En nuestra vida cotidiana, esto no siempre se traduce en grandes batallas legales o conflictos mundiales. A menudo, se manifiesta en los pequeños rincones de nuestra rutina. Puede ser ese momento en el trabajo donde vemos que alguien es tratado de forma injusta y decidimos callar para evitar problemas, o cuando presenciamos un gesto de falta de respeto en la calle y bajamos la mirada para no involucrarnos. Esas pequeñas omisiones, aunque parezcan insignificantes, van creando un entorno donde la falta de integridad se vuelve la norma.
Recuerdo una vez que, mientras paseaba por el parque, vi cómo un grupo de personas ignoraba a un anciano que parecía necesitar ayuda con sus bolsas pesadas. Todos pasábamos de largo, sumergidos en nuestros teléfonos o pensamientos. Yo también lo hice al principio, pensando que alguien más se encargaría. Pero ese pequeño vacío de acción me dejó un nudo en el pecho. Al final, fue una niña pequeña la que se acercó a ayudar. Ese instante me enseñó que la verdadera valentía no requiere de grandes discursos, sino de la simple voluntad de romper el silencio y extender una mano.

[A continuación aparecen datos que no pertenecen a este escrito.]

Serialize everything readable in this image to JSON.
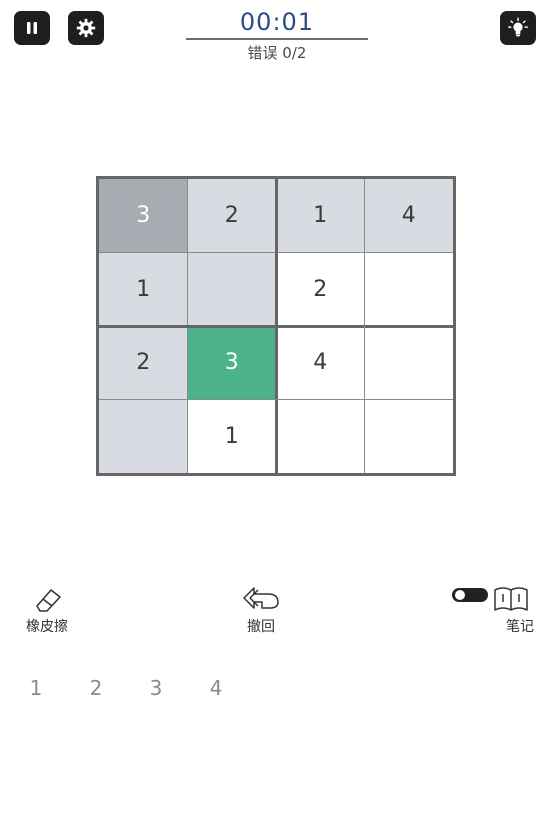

Como tu amiga BibiDuck, siempre te animaré a que busques esa chispa de bondad activa en tu interior. No necesitas ser un héroe de leyenda para marcar la diferencia; solo necesitas decidir que tu mirada no será cómplice del descuido. Hoy te invito a que reflexiones sobre dónde puedes ser un agente de cambio. ¿Hay alguna pequeña injusticia en tu entorno que requiera tu atención? A veces, el simple hecho de decir 'esto no está bien' es el primer paso para sanar el mundo.